Indeling volgens werkingsspectrum
Producten die hier ook interessant zijn zijn stemmingsstabilisatoren of
producten voor neuropathische pijnen
o Wanneer we in de praktijk in aanraking komen met een patiënt die anti-
epileptica neemt wilt dus niet zeggen dat die patiënt epilepsie heeft !
Het kan dus ook elders gebruikt worden zoals bij
stemmingsstabilisatoren, neuropathische pijnen, migraine, …
1.1. Epilepsie: incidentie en definitie
Epilepsie is een neurologische aandoening die in 1 à 2% van de populatie
voorkomt
Groepeert plotse, excessieve, hoog frequente ontladingen van exciteerbare
(glutamaterge) neuronen of neuronale banen
Recurrente episodes van hypersynchrone neuronale activiteit
Cortex of fylogenetisch verwante corticale region’s zoals hippocampus
1.2. Wat is epilepsie?
Epilepsie is een aandoening die zich uit in de vorm van epileptische
aanvallen in de cerebrale cortex of fylogenetisch verwante corticale regio’s
zoals de hippocampus. Epilepsie wordt gedefinieerd als het optreden van
minstens twee epileptische aanvallen die niet uitgelegd kunnen worden
door onderliggende aandoeningen of omstandigheden.

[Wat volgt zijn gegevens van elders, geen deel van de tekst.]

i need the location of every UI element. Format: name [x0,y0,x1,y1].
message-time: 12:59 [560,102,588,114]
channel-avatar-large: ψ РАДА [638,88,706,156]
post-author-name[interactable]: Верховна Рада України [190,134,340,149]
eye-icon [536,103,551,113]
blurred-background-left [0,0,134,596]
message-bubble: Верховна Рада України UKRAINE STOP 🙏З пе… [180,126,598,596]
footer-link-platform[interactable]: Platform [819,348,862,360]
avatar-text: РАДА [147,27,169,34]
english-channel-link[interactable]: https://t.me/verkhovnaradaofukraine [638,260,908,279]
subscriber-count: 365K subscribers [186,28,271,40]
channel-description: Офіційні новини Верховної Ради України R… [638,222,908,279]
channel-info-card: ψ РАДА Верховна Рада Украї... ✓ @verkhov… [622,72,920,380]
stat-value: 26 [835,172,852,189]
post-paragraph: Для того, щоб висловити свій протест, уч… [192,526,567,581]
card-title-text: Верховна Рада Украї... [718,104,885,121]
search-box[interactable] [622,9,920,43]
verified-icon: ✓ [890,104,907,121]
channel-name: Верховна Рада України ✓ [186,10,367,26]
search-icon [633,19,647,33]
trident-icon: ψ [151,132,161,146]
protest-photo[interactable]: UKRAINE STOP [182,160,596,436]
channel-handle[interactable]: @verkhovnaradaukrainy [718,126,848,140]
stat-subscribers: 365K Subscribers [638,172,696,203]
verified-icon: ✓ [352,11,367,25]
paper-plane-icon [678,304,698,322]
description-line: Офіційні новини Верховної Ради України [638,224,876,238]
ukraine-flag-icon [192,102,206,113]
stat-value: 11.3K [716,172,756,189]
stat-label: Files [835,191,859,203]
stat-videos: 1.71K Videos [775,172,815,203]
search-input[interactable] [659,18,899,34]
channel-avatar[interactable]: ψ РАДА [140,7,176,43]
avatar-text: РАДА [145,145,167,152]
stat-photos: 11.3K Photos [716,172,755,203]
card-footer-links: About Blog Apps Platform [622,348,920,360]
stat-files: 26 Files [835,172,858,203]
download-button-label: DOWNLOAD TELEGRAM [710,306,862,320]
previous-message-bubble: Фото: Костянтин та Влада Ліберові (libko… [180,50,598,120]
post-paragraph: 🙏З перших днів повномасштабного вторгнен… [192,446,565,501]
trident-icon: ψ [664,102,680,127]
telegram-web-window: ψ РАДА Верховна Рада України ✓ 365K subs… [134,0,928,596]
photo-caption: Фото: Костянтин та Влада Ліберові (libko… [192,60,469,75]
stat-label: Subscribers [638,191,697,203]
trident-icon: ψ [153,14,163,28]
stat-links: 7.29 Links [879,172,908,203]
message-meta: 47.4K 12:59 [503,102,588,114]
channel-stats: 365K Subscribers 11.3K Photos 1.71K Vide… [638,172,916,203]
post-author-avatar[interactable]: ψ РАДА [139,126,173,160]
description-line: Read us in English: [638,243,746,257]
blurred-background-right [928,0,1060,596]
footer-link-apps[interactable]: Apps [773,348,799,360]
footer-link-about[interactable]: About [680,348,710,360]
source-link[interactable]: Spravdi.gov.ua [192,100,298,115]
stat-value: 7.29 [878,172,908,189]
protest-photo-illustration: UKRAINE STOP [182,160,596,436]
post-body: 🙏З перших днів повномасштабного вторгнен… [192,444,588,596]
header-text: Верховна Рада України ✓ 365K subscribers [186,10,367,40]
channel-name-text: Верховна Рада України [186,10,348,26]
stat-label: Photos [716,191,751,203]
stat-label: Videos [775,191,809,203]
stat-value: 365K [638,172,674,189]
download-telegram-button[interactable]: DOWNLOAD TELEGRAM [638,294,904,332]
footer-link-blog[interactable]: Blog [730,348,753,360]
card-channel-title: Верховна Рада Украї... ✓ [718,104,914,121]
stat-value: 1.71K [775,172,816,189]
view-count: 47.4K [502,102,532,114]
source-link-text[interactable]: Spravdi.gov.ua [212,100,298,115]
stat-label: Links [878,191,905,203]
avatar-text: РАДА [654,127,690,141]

o Wat kunnnen die onderliggende aandoeningen zijn? Een patiënt met
diabetes waarbij de suiker concentratie niet goed is opgevolgd en waarbij
er een daling is in de suikerspiegel en wat eventueel kan leiden tot een
epileptische aanval. Als die patiënt zijn anti diabetica neemt is dat opnieuw
in orde
o DUS daarom moet het nog geen epileptie patiënt zijn om een epileptische
aanval te kunnen krijgen
Epileptische aanvallen ontstaan door een tijdelijke verstoring van de
elektrische prikkeloverdracht in de hersenen, meer bepaald door plotse,
overmatige, hoog frequente, hypersynchrone ontladingen van exciteerbare
(glutamaterge) neuronen. Epilepsie uit zich als recurrente episodes van zulke
abnormale neuronale activiteit.
3
, Bliksem
Epilepsie is zoals een soort bliksem in de hersenen die plots ontstaat
o Dat gebeurt niet alle dagen, maar eerder af en toe
o Dat gebeurt ook heel onverwacht
Een patiënt met epilepsie moet zijn medicatie elke dag nemen want dat is
een chronische aandoening ookal heeft de patiënt niet elke dag aanvallen
o Doordat ze die medicatie elke dag innemen en waarbij de therapie goed
werkt zijn er weinig of geen epileptische aanvallen
o Bij andere patiënten is er eerder een duidelijke vermindering (Bv.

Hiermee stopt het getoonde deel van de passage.